An onsen– a Japanese bath built on a hot spring– is less complex than a tea ceremony but equally thoughtful in its approach. Onsens aren’t just a way to get clean, but meant to be a moment of quiet reflection. My lifelong Japanese bath dreams came true when several years ago Laura and I stayed at a traditional Japanese inn, in the mountain town of Kurokawa. The town itself is built on a hot spring: you can’t walk more than five minutes without a beautiful mountaintop soaking pool waiting to warm you in the chilled mountain air. The entire town is serene, from its cobblestone streets to the muted tones of the buildings made of charred wood. The town itself calls you to a calmer version of yourself.
Our room at the inn featured a stone tub with a direct feed from the volcanic spring below. This meant that our tub had a gentle trickle of fresh hot spring water and that gentle sound lulled us to sleep each night. We spent most of our day reading and drinking sake in the tub as the snow fell outside our rice paper window. These were some of the most profound moments of peace I’d ever experienced.
There’s an eerie sense of calm to all our days now. Once the baby goes down and our work is done, we find ourselves with long stretches of open nighttime. Social and professional obligations are all postponed. We’re faced with the daunting task of trying not to drink and Netflix too much. So I’ve got a new plan for you — combine two of my favorite elements of Japanese culture: the path to the tea house, and a nice long soak.
Today, when I was watching the baby, Laura asked “do you mind if I hop in and take a quick shower?” The only thing I minded was the thought of her rushing a shower. Why make it quick right now? Our bathing rituals here in the States are often our dirty clothes crumpled on the bathroom floor, a dirty tub you haven’t cleaned in months, and a rushed scrub.
Tonight, do it right. Get Japanese fancy. Prepare your bath. At some point today, give it a good scrub. From there, clean your surfaces, put your toiletries away, and get rid of all those tiny half-used bottles you took from a hotel. Then tonight, in your newly cleaned bathroom, light a few candles. Head into your bedroom, undress, fold your clothes and put them away. Find your favorite bathrobe and run a bath. Add some epsom salts if you have them, essential oils if you have them, even coconut oil from your cupboard.
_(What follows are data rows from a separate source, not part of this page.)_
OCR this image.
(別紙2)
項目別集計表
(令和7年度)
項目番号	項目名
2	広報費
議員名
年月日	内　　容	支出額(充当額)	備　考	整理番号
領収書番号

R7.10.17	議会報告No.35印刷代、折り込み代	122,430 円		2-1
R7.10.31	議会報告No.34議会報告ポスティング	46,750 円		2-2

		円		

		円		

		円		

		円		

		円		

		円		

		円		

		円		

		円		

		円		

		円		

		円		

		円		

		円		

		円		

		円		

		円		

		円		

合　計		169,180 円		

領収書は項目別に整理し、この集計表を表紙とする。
If you have a window in your bathroom, open it slightly as fresh cool air contrasts perfectly with a hot bath. Put on some music if you’d like, but keep your devices at a distance. Get a clean towel and fold it for you to step into after the bath.
Although a hot bath won’t cure any viruses, it will go a long way in easing your anxious mind. So do like the Japanese and prepare your path to the onsen, take a soak, and bask in the hours we suddenly have open.